Nuking the caches is one thing, but what about services like the Internet Archiv...

kijin · on Feb 25, 2017

I agree that nuking entire domains would be bad for the Internet Archive. But I don't think it would be overwhelmingly difficult, nor controversial, to identify and remove the vast majority of "contaminated" documents. This applies to the Internet Archive as well as major search engines.

First, we're talking about raw memory pages, not merely malformed HTML. Those memory pages might contain valid HTML, but most of the sensitive information is in the headers, not HTML markup. It won't be very difficult to write a script to identify documents where random headers and POST data have been inserted where they don't belong, or where the markup is so obviously invalid (even compared to similar documents from the same site) that there is a high probability of contamination. Having a full list of contaminated domains would obviously help a lot, because we'll only have to deal with thousands of domains instead of millions.

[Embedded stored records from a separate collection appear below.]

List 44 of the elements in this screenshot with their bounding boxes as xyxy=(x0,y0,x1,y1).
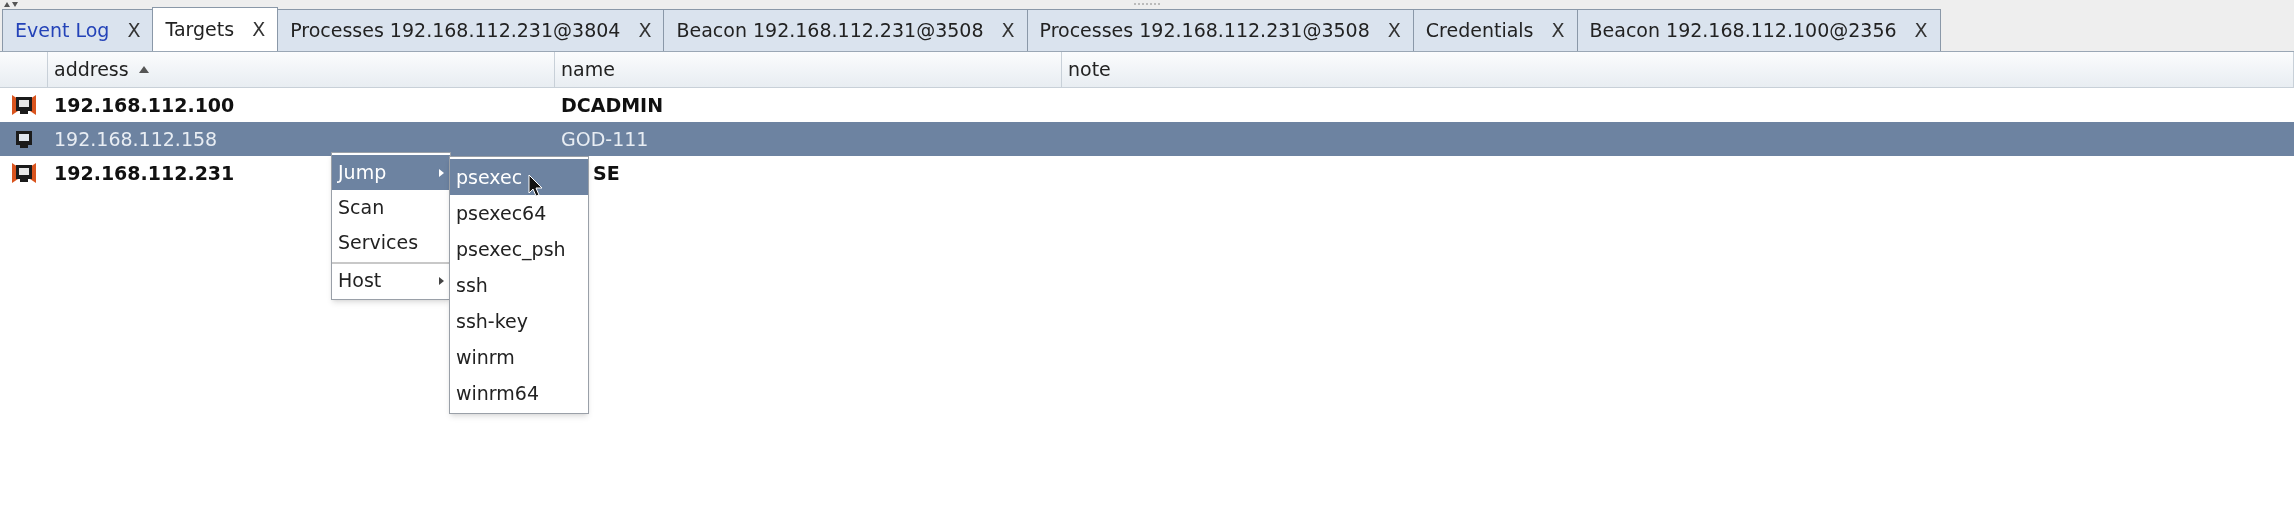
tab[interactable]: Event Log X xyxy=(2,9,154,51)
close-tab-button[interactable]: X xyxy=(1914,16,1928,45)
menu-item[interactable]: Scan xyxy=(332,190,450,225)
tab-label: Processes 192.168.112.231@3804 xyxy=(290,18,621,44)
column-header[interactable]: address xyxy=(48,52,555,87)
close-tab-button[interactable]: X xyxy=(1387,16,1401,45)
tab-label: Processes 192.168.112.231@3508 xyxy=(1039,18,1370,44)
split-arrows-icon[interactable] xyxy=(4,0,18,8)
tab[interactable]: Beacon 192.168.112.100@2356 X xyxy=(1576,9,1941,51)
tab-label: Beacon 192.168.112.100@2356 xyxy=(1589,18,1897,44)
menu-item[interactable]: winrm64 xyxy=(450,375,588,411)
column-header[interactable]: name xyxy=(555,52,1062,87)
tab[interactable]: Processes 192.168.112.231@3508 X xyxy=(1026,9,1414,51)
menu-item[interactable]: psexec_psh xyxy=(450,231,588,267)
name-cell: DCADMIN xyxy=(561,93,664,116)
tab-label: Beacon 192.168.112.231@3508 xyxy=(676,18,984,44)
menu-item[interactable]: winrm xyxy=(450,339,588,375)
address-cell: 192.168.112.231 xyxy=(54,161,235,184)
menu-item[interactable]: ssh-key xyxy=(450,303,588,339)
menu-item[interactable]: ssh xyxy=(450,267,588,303)
close-tab-button[interactable]: X xyxy=(1551,16,1565,45)
menu-item[interactable]: psexec64 xyxy=(450,195,588,231)
tab[interactable]: Beacon 192.168.112.231@3508 X xyxy=(663,9,1028,51)
close-tab-button[interactable]: X xyxy=(127,16,141,45)
menu-item[interactable]: Jump xyxy=(332,155,450,190)
tab-label: Credentials xyxy=(1425,18,1534,44)
column-header[interactable]: note xyxy=(1062,52,2294,87)
close-tab-button[interactable]: X xyxy=(638,16,652,45)
tab[interactable]: Targets X xyxy=(152,7,279,51)
close-tab-button[interactable]: X xyxy=(1001,16,1015,45)
tab[interactable]: Credentials X xyxy=(1412,9,1578,51)
name-cell: SE xyxy=(593,161,620,184)
menu-item[interactable]: psexec xyxy=(450,159,588,195)
address-cell: 192.168.112.100 xyxy=(54,93,235,116)
close-tab-button[interactable]: X xyxy=(252,15,266,44)
tab[interactable]: Processes 192.168.112.231@3804 X xyxy=(277,9,665,51)
name-cell: GOD-111 xyxy=(561,127,649,150)
sort-ascending-icon xyxy=(138,66,149,73)
menu-item[interactable]: Services xyxy=(332,225,450,260)
tab-label: Event Log xyxy=(15,18,110,44)
address-cell: 192.168.112.158 xyxy=(54,127,218,150)
grip-icon[interactable] xyxy=(1134,1,1160,7)
mouse-cursor-icon xyxy=(528,174,544,198)
tab-label: Targets xyxy=(165,17,235,43)
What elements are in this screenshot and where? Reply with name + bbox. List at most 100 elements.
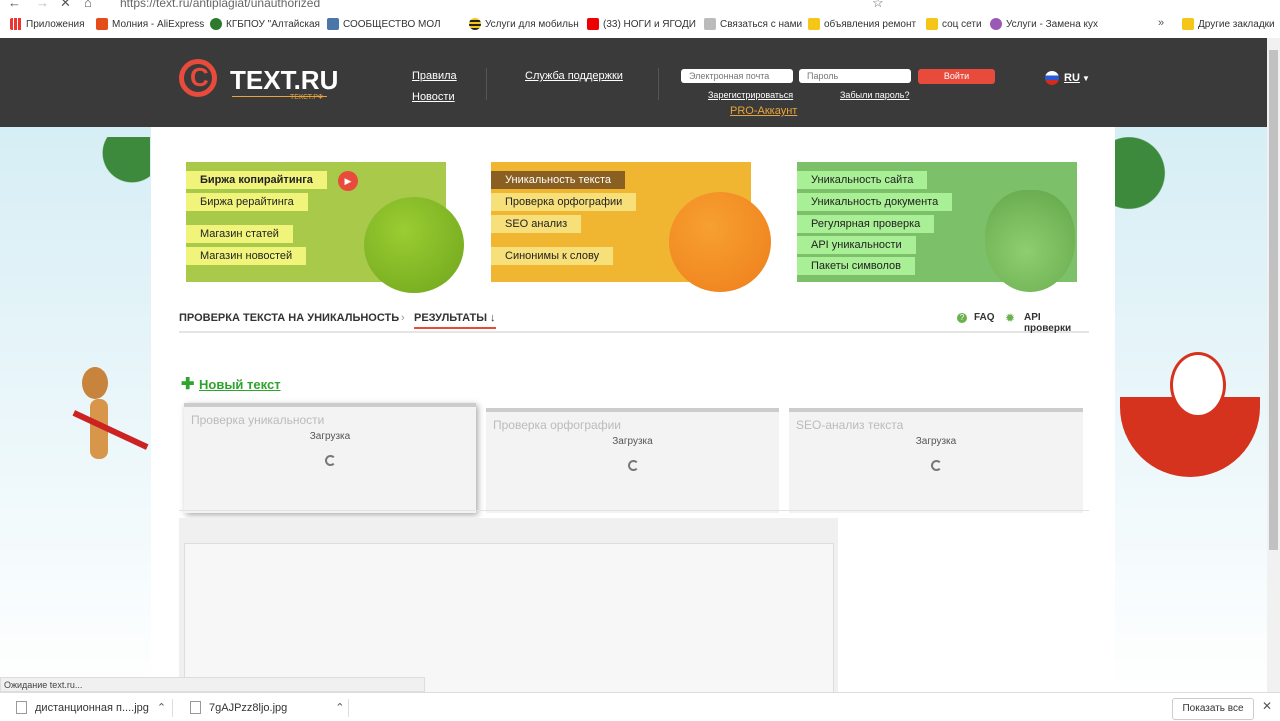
bookmark-item[interactable]: Услуги - Замена кух	[990, 18, 1098, 30]
pro-account-link[interactable]: PRO-Аккаунт	[730, 105, 797, 117]
bookmark-item[interactable]: Молния - AliExpress	[96, 18, 204, 30]
chevron-up-icon[interactable]: ⌃	[335, 701, 344, 714]
chevron-up-icon[interactable]: ⌃	[157, 701, 166, 714]
bookmark-item[interactable]: Услуги для мобильн	[469, 18, 579, 30]
bookmark-item[interactable]: (33) НОГИ и ЯГОДИ	[587, 18, 696, 30]
tag-spell-check[interactable]: Проверка орфографии	[491, 193, 637, 211]
loading-label: Загрузка	[612, 436, 653, 447]
loading-label: Загрузка	[915, 436, 957, 447]
banner-uniqueness: Уникальность текста Проверка орфографии …	[491, 162, 771, 292]
bookmark-item[interactable]: КГБПОУ "Алтайская	[210, 18, 320, 30]
fir-branch-icon	[60, 137, 150, 217]
right-winter-decoration	[1115, 127, 1267, 692]
result-text-area[interactable]	[184, 543, 834, 693]
file-icon	[16, 701, 27, 714]
services-icon	[990, 18, 1002, 30]
more-bookmarks-icon[interactable]: »	[1158, 17, 1164, 29]
tag-document-uniqueness[interactable]: Уникальность документа	[797, 193, 953, 211]
login-button[interactable]: Войти	[918, 69, 995, 84]
gear-icon: ✹	[1005, 311, 1016, 325]
beeline-icon	[469, 18, 481, 30]
loading-label: Загрузка	[309, 431, 351, 442]
bookmark-item[interactable]: СООБЩЕСТВО МОЛ	[327, 18, 441, 30]
nav-support-link[interactable]: Служба поддержки	[525, 70, 623, 82]
banner-site-uniqueness: Уникальность сайта Уникальность документ…	[797, 162, 1077, 292]
bookmark-apps[interactable]: Приложения	[10, 18, 85, 30]
chevron-right-icon: ›	[401, 312, 405, 324]
deer-icon	[78, 347, 118, 467]
url-text[interactable]: https://text.ru/antiplagiat/unauthorized	[120, 0, 320, 10]
youtube-icon	[587, 18, 599, 30]
tag-copywriting-exchange[interactable]: Биржа копирайтинга	[186, 171, 327, 189]
logo-sub: ТЕКСТ.РФ	[290, 94, 324, 101]
tag-api-uniqueness[interactable]: API уникальности	[797, 236, 916, 254]
tab-uniqueness-check[interactable]: ПРОВЕРКА ТЕКСТА НА УНИКАЛЬНОСТЬ	[179, 312, 399, 324]
panel-title: Проверка уникальности	[191, 413, 325, 427]
aliexpress-icon	[96, 18, 108, 30]
tag-seo-analysis[interactable]: SEO анализ	[491, 215, 582, 233]
download-item[interactable]: 7gAJPzz8ljo.jpg ⌃	[190, 701, 345, 714]
api-link[interactable]: API проверки	[1024, 312, 1089, 334]
logo-copyright-icon[interactable]: C	[179, 59, 217, 97]
play-icon[interactable]: ▶	[338, 171, 358, 191]
tag-rewriting-exchange[interactable]: Биржа рерайтинга	[186, 193, 308, 211]
plus-icon[interactable]: ✚	[181, 374, 194, 394]
banner-copywriting: Биржа копирайтинга ▶ Биржа рерайтинга Ма…	[186, 162, 464, 293]
page-scrollbar[interactable]	[1267, 38, 1280, 692]
nav-rules-link[interactable]: Правила	[412, 70, 457, 82]
bookmark-item[interactable]: объявления ремонт	[808, 18, 916, 30]
spelling-result-panel[interactable]: Проверка орфографии Загрузка	[486, 408, 779, 513]
downloads-bar: дистанционная п....jpg ⌃ 7gAJPzz8ljo.jpg…	[0, 692, 1280, 721]
home-icon[interactable]: ⌂	[84, 0, 92, 10]
chevron-down-icon[interactable]: ▼	[1082, 74, 1090, 83]
star-icon[interactable]: ☆	[872, 0, 884, 11]
loading-spinner-icon	[325, 455, 336, 466]
divider	[348, 699, 349, 717]
panel-title: SEO-анализ текста	[796, 418, 904, 432]
fir-branch-icon	[1115, 137, 1185, 257]
pear-icon	[985, 190, 1075, 292]
tag-text-uniqueness[interactable]: Уникальность текста	[491, 171, 626, 189]
back-arrow-icon[interactable]: ←	[8, 0, 21, 10]
tag-regular-check[interactable]: Регулярная проверка	[797, 215, 935, 233]
faq-link[interactable]: FAQ	[974, 312, 995, 323]
stop-icon[interactable]: ✕	[60, 0, 71, 11]
register-link[interactable]: Зарегистрироваться	[708, 90, 793, 100]
forward-arrow-icon[interactable]: →	[36, 0, 49, 10]
seo-result-panel[interactable]: SEO-анализ текста Загрузка	[789, 408, 1083, 513]
bookmark-other[interactable]: Другие закладки	[1182, 18, 1275, 30]
address-bar[interactable]: ← → ✕ ⌂ https://text.ru/antiplagiat/unau…	[0, 0, 1280, 12]
close-icon[interactable]: ✕	[1262, 699, 1272, 713]
folder-icon	[926, 18, 938, 30]
divider	[486, 68, 487, 100]
show-all-downloads-button[interactable]: Показать все	[1172, 698, 1254, 720]
new-text-link[interactable]: Новый текст	[199, 377, 281, 392]
site-icon	[210, 18, 222, 30]
scrollbar-thumb[interactable]	[1269, 50, 1278, 550]
forgot-password-link[interactable]: Забыли пароль?	[840, 90, 909, 100]
bookmark-item[interactable]: соц сети	[926, 18, 982, 30]
vk-icon	[327, 18, 339, 30]
apps-icon	[10, 18, 22, 30]
language-selector[interactable]: RU	[1064, 72, 1080, 84]
uniqueness-result-panel[interactable]: Проверка уникальности Загрузка	[184, 403, 476, 513]
tag-synonyms[interactable]: Синонимы к слову	[491, 247, 614, 265]
tag-news-shop[interactable]: Магазин новостей	[186, 247, 307, 265]
tag-article-shop[interactable]: Магазин статей	[186, 225, 293, 243]
bookmark-item[interactable]: Связаться с нами	[704, 18, 802, 30]
tag-symbol-packages[interactable]: Пакеты символов	[797, 257, 916, 275]
russia-flag-icon[interactable]	[1045, 71, 1059, 85]
download-item[interactable]: дистанционная п....jpg ⌃	[16, 701, 166, 714]
password-input[interactable]	[799, 69, 911, 83]
tag-site-uniqueness[interactable]: Уникальность сайта	[797, 171, 928, 189]
tab-results[interactable]: РЕЗУЛЬТАТЫ ↓	[414, 312, 496, 329]
help-icon: ?	[957, 313, 967, 323]
apple-icon	[364, 197, 464, 293]
nav-news-link[interactable]: Новости	[412, 91, 455, 103]
email-input[interactable]	[681, 69, 793, 83]
divider	[658, 68, 659, 100]
breadcrumb: ПРОВЕРКА ТЕКСТА НА УНИКАЛЬНОСТЬ › РЕЗУЛЬ…	[179, 311, 1089, 334]
file-icon	[190, 701, 201, 714]
logo-text[interactable]: TEXT.RU	[230, 65, 338, 96]
divider	[172, 699, 173, 717]
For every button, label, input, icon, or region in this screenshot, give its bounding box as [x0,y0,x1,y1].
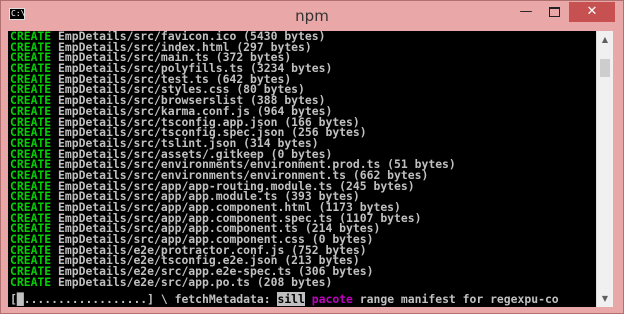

Second, contaminated documents by definition contain information that is NOT what the publisher intended to be crawled, indexed, or archived. So there should be less resistance to removing them.

Finally, most of the contaminated domains used features such as Scrape Shield that were intended to deter archival. It's as if the domain had a robots.txt that said "User-agent:* Disallow:/". I'm not sure whether it's even possible for the Internet Archive to archive such domains. If they can, maybe they've been doing it against the publisher's wishes. If they can't, well, there's no problem to begin with.

wumpus · on Feb 25, 2017

Archives don't delete stuff, nor do they have much capacity to do much computation on their archived data. Whereas if blekko still existed as a search engine, I'd just push code to refuse to show cached pages or snippets containing text that likely means the CloudFlare problem. 15 minutes work, and the underlying data would expire fully in a couple of months.

So I would completely disagree with your speculation about what's easy or hard. (Note that I've worked at a search engine and an archive.)

d33 · on Feb 25, 2017

At the very least that'd cost Internet Archive a lot of human resources. I think it's reasonable to assume that if Cloudflare wants them to fix the problems they themselves created, they should cover their costs of such operation.

singlow · on Feb 25, 2017

My understanding is that scrape shield protects against certain abusive patterns of robot access, but not all URLs on the domain would ban robots. So archive may have many contaminated pages that scrape shield was enabled for but did not ban all robots from crawling based on various criteria.

gech · on Feb 25, 2017

Good time to shoe in some forced dmca content removal

wumpus · on Feb 25, 2017

Yeah, abusing the DMCA because it's the only tool you can think of, that's a great idea.

kijin · on Feb 25, 2017

Come to think of it, our society grants search engines the privilege of keeping copies of copyrighted material in exchange for the services they provide.

It might not be unreasonable to say that this privilege comes with a certain responsibility to ensure that those copies do not cause excessive harm to others.

So although Cloudflare is the one that fucked up, Google et al. also have a responsibility to do whatever they can to protect the public. They should do what they can, with or without Cloudflare's cooperation.

d33 · on Feb 25, 2017

I don't believe so. Cloudflare had this responsibility and they messed up. They are the only ones liable.

kijin · on Feb 25, 2017

Cloudflare cannot delete documents from other company's caches. The actual deletion must be performed by Google and Bing, who can then sue Cloudflare for cleanup costs if the latter is unwilling to cooperate.

When there's an oil spill, we don't wait for the oil company to come and clean up their own mess. Others clean it up a.s.a.p. and (ideally) then make the oil company pay the fines and damages. CloudBleed is a virtual oil spill. They literally sprayed other people's private data all over the internet.

wumpus · on Feb 25, 2017

Yep, it's a Section 230 for the search engine, probably -- the unfortunate data came from Cloudflare.

arrty88 · on Feb 25, 2017

Why can't they just search for pages with data after the closing HTML tag

ec109685 · on Feb 25, 2017

That isn't uncommon enough. Searching for one of the CF- http headers in the source code, however would work.